Matteo Renzi destabilizza e “lascia i cocci” a Letta: Marco Conti, Messaggero

di redazione Blitz
Pubblicato il 5 gennaio 2014 14:13 | Ultimo aggiornamento: 5 gennaio 2014 14:13
Matteo Renzi destabilizza e "lascia i cocci" a Letta

Matteo Renzi (LaPresse)

ROMA – Matteo Renzi destabilizza il Governo, speriamo non anche l’Italia, e Marco Conti sul Messaggero affida a un sottosegretario del Governo Letta messo al Governo “in quota Bersani – Epifani” una battuta di sintesi:

“Matteo strappa e lascia ad altri raccogliere i cocci”

La fonte della battuta, informa Marco Conti, è

Uno che ha sostenuto Cuperlo nella corsa alla segreteria, che milita in quel 18% tutto di sinistra e che si mostra un po’ spiazzato dalla sintonia di Renzi con il Landini della Fiom così come dalle aperture del segretario alle unioni civili”

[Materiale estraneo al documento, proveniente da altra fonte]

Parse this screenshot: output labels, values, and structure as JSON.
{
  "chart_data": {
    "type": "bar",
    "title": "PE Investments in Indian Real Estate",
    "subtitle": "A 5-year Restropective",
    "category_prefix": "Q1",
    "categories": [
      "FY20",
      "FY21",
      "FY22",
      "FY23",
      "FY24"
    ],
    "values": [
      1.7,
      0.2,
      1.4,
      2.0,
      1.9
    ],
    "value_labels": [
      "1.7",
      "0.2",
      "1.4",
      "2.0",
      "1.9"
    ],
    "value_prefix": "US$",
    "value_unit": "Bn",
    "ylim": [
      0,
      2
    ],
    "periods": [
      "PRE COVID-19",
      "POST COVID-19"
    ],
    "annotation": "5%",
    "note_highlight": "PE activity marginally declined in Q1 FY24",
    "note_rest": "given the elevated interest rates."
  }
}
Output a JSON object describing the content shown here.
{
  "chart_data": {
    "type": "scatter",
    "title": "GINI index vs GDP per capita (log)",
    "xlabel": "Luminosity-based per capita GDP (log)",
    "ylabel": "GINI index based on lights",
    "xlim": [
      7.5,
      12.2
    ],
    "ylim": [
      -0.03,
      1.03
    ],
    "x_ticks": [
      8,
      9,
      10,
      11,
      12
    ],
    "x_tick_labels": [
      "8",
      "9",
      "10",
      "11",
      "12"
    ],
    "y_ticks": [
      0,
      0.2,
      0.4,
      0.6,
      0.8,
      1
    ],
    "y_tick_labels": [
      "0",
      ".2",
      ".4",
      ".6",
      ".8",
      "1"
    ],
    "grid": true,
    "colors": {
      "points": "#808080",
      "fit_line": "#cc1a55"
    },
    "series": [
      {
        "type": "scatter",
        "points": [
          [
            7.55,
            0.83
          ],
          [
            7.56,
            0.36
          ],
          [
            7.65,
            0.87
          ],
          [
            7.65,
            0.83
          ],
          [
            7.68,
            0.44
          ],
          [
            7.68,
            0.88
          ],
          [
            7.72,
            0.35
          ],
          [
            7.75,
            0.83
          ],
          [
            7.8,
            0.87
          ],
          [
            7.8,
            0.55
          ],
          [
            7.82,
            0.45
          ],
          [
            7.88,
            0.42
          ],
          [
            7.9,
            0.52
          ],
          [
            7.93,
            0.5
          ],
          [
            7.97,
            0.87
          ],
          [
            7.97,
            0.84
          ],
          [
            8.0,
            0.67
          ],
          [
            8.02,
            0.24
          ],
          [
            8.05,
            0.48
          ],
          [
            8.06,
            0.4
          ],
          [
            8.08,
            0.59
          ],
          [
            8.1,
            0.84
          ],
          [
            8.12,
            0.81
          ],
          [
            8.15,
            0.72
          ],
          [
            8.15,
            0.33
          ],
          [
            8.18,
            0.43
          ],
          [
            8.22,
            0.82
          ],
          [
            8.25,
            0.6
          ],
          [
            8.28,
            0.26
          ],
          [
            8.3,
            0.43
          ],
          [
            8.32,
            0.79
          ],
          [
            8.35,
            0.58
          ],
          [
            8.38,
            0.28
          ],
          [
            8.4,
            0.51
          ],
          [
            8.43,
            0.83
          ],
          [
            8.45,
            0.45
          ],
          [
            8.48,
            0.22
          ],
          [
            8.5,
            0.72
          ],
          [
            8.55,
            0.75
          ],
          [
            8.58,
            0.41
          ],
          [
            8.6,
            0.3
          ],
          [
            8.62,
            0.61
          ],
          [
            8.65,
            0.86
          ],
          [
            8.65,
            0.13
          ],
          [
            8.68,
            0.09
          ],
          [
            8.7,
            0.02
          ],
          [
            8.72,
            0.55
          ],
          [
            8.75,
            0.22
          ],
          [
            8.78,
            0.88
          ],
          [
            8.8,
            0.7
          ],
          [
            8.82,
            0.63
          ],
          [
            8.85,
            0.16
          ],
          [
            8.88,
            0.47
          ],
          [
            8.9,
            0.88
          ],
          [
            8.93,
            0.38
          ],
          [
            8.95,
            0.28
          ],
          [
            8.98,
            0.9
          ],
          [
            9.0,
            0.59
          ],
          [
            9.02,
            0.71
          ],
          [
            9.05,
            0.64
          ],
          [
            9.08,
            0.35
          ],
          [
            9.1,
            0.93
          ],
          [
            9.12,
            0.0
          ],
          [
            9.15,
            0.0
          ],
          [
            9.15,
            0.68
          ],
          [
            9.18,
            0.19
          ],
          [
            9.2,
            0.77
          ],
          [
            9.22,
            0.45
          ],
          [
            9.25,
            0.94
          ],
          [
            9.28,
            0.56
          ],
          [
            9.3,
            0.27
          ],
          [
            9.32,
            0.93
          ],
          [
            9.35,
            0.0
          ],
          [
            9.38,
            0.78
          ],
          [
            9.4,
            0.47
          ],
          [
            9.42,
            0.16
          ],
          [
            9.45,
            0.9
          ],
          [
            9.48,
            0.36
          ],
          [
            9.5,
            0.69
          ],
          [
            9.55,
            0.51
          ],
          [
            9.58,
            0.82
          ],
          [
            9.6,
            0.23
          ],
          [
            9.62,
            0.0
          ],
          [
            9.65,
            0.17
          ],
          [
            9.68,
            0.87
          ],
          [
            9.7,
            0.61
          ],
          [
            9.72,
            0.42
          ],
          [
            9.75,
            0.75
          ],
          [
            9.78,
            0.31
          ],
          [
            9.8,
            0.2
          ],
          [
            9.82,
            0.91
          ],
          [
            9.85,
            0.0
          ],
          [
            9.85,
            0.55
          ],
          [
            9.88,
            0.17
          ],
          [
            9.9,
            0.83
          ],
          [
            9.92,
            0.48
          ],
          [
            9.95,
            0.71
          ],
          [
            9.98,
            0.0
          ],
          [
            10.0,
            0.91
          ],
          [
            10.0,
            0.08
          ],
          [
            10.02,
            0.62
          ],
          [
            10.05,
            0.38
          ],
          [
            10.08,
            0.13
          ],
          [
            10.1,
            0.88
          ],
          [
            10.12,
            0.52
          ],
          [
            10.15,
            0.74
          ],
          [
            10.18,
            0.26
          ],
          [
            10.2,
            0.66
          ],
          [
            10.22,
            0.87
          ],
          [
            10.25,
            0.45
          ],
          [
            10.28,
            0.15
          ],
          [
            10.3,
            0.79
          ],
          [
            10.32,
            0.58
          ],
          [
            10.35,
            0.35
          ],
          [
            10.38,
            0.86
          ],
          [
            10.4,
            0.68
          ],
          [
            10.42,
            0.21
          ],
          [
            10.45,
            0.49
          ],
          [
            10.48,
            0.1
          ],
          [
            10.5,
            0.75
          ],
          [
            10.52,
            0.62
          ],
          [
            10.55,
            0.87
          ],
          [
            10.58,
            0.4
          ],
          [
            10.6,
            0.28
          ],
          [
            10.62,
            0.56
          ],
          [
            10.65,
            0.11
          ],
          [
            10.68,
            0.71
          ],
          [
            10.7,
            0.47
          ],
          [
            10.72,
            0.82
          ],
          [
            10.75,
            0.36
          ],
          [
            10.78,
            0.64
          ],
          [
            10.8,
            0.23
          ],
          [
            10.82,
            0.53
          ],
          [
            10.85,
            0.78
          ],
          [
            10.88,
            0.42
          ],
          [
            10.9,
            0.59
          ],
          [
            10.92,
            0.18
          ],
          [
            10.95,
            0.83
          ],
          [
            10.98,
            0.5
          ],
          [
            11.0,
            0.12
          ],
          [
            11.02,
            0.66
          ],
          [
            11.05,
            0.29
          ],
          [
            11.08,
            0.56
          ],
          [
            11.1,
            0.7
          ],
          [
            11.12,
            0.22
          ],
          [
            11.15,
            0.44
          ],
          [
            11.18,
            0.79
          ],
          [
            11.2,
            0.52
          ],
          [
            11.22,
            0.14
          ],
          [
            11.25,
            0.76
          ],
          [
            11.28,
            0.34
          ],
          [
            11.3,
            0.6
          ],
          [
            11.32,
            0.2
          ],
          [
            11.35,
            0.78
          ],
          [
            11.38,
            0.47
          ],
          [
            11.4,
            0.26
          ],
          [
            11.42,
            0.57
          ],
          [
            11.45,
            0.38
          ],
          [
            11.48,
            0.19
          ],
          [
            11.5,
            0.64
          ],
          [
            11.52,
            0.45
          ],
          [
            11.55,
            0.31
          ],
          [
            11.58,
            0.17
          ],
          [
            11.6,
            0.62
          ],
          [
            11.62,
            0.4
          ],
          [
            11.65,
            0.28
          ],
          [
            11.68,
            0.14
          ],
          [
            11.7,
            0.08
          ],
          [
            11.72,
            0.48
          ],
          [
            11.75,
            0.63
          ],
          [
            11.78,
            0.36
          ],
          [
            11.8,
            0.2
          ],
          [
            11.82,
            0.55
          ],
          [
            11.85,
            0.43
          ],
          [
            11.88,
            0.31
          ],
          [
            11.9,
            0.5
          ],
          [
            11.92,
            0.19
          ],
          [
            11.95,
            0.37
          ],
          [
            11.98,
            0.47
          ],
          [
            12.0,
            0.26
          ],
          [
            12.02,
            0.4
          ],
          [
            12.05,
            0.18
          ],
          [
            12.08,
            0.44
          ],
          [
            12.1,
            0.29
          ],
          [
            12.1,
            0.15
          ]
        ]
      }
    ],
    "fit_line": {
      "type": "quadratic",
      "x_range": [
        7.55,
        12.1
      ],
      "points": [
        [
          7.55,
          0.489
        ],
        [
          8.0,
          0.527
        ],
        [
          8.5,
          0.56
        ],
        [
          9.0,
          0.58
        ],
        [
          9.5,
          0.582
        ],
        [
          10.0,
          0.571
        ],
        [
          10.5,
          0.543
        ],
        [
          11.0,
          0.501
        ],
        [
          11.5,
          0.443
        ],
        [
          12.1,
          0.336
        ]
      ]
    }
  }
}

La ”grana” provocata dalla battuta arrogante  e poco politica di Matteo Renzi, “Fassina chi?” e dalle immediate dimissioni di Stefano Fassina (e tutti si aspettano che questa sia la volta buona) è però destinata, nota Marco Conti,

“A scaricarsi tutta sul presidente del Consiglio che dovrà non solo coprire la casella mancante nel governo, ma rassicurare i suoi colleghi ministri che non sono in vista epurazioni sotto forma di rimpasti [pietosa bugia] e che le iniziative e le proposte del Pd verranno valutate dai ministri competenti. Un’altra grana in vista della stesura del patto di coalizione che dovrà contenere anche il Job act renziano e che si somma al pressing di Renzi sulla legge elettorale e sulla riforme istituzionali che hanno già creato qualche problema di ruolo al ministro delle Riforme Gaetano Quagliariello.”

“Il rimpasto non è al primo punto dell’agenda di Enrico Letta  che ha sempre posto il problema della ricomposizione della squadra di governo (ancora sguarnita in più punti dopo l’uscita di Forza Italia), all’ultimo posto. Renzi è d’accordo – al punto da liquidare sarcasticamente anche Fassina che da settimane chiede il rimpasto – ma continua a mantenere altissima la tensione dentro la maggioranza di governo continuando a sostenere che sulla legge elettorale e sulle unioni civili non intende limitarsi alle forze che sostengono il governo. “L’avvertimento di Cicchitto («con le maggioranza variabili cade il governo») preoccupa poco Matte Renzi, che sabato, nel corso della segreteria, ha messo in fila un’altra serie di argomenti che rischiano di alimentare lo scontro direttamente con i ministri titolari delle materie. “Un assaggio si è avuto ad inizio anno quando Renzi ha detto che il parametro del 3% imposto dall’Europa può essere superato”.

“Con il job act che stanno mettendo a punto Mariana Madia  e Filippo Taddei, il Pd di Renzi entrerà a piedi pari nell’agenda dei ministri Giovannini, Saccomanni e Zanonato. Se reggeranno – responsabili dei dicasteri e partiti alleati – all’impatto delle richieste che passeranno prima per la direzione del Pd, Letta potrà limitarsi ad una semplice integrazione della squadra di governo, altrimenti c’è il rischio si apra la necessità di un vero e proprio rimpasto con tanto di nuovo passaggio del Governo alle camere per il voto di fiducia. Ipotesi da brivido. “Letta, che dopo la Befana inizierà ad incontrare i leader dei partiti per arrivare alla stesura del patto di coalizione, continua ad essere convinto che ‘si troverà l’accordo’ e che le fibrillazioni di questi giorni sono normali in una fase di trattativa. Renzi non sembra però disposto a mollare e anche il dopo-patto si annuncia rovente per l’intenzione del segretario del Pd di portare comunque nelle aule parlamentari anche ciò che dovesse rimanere fuori. A cominciare dalla modifica della legge sull’immigrazione e dalla legge sulle unioni civili”.